Accelerating and enhancing thermodynamic simulations of electrochemical interfaces
Xiaochen Du, Mengren Liu, Jiayu Peng, Hoje Chun, Alexander Hoffman, Bilge Yildiz, Lin Li, Martin Z. Bazant, Rafael Gómez-Bombarelli
TL;DR
This work tackles the prediction of stable electrochemical surface structures by explicitly coupling surface reconstructions with bulk-electrolyte equilibria under varying $pH$ and $U_{SHE}$. It introduces three core innovations: adapting the Virtual Surface Site Relaxation-Monte Carlo method to aqueous electrochemical conditions, fine-tuning force fields (CHGNet/MACE) to reproduce DFT energetics at surfaces, and constructing equilibrium surface Pourbaix diagrams that include dissolved-ion concentrations, $c_{H_xAO_y^{z-}}$. Across Pt(111) and LaMnO3(001), the approach recovers known Pt phases and uncovers new LaMnO3 reconstructions, while revealing that electrolyte-bulk coupling can dramatically reshape surface stability domains.

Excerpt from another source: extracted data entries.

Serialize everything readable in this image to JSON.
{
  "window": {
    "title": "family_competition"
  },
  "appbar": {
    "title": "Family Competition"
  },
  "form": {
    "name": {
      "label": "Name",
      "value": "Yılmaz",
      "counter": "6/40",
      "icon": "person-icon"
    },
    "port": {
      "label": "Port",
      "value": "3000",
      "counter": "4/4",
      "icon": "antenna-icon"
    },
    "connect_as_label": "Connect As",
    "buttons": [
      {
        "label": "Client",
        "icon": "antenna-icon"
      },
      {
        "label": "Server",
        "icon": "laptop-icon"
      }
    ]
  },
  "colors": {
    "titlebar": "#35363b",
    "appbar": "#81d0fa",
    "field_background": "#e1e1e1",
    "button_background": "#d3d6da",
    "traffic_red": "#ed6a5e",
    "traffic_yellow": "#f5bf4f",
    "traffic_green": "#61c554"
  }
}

Together, the framework provides a scalable path to design electrochemical interfaces by mapping stable surfaces as functions of $pH$, $U_{SHE}$, and $c_{H_xAO_y^{z-}}$, with practical implications for catalysis and energy materials.
Abstract
Electrochemical interfaces are crucial in catalysis, energy storage, and corrosion, where their stability and reactivity depend on complex interactions between the electrode, adsorbates, and electrolyte. Predicting stable surface structures remains challenging, as traditional surface Pourbaix diagrams tend to either rely on expert knowledge or costly $\textit{ab initio}$ sampling, and neglect thermodynamic equilibration with the environment. Machine learning (ML) potentials can accelerate static modeling but often overlook dynamic surface transformations. Here, we extend the Virtual Surface Site Relaxation-Monte Carlo (VSSR-MC) method to autonomously sample surface reconstructions modeled under aqueous electrochemical conditions. Through fine-tuning foundational ML force fields, we accurately and efficiently predict surface energetics, recovering known Pt(111) phases and revealing new LaMnO$_\mathrm{3}$(001) surface reconstructions. By explicitly accounting for bulk-electrolyte equilibria, our framework enhances electrochemical stability predictions, offering a scalable approach to understanding and designing materials for electrochemical applications.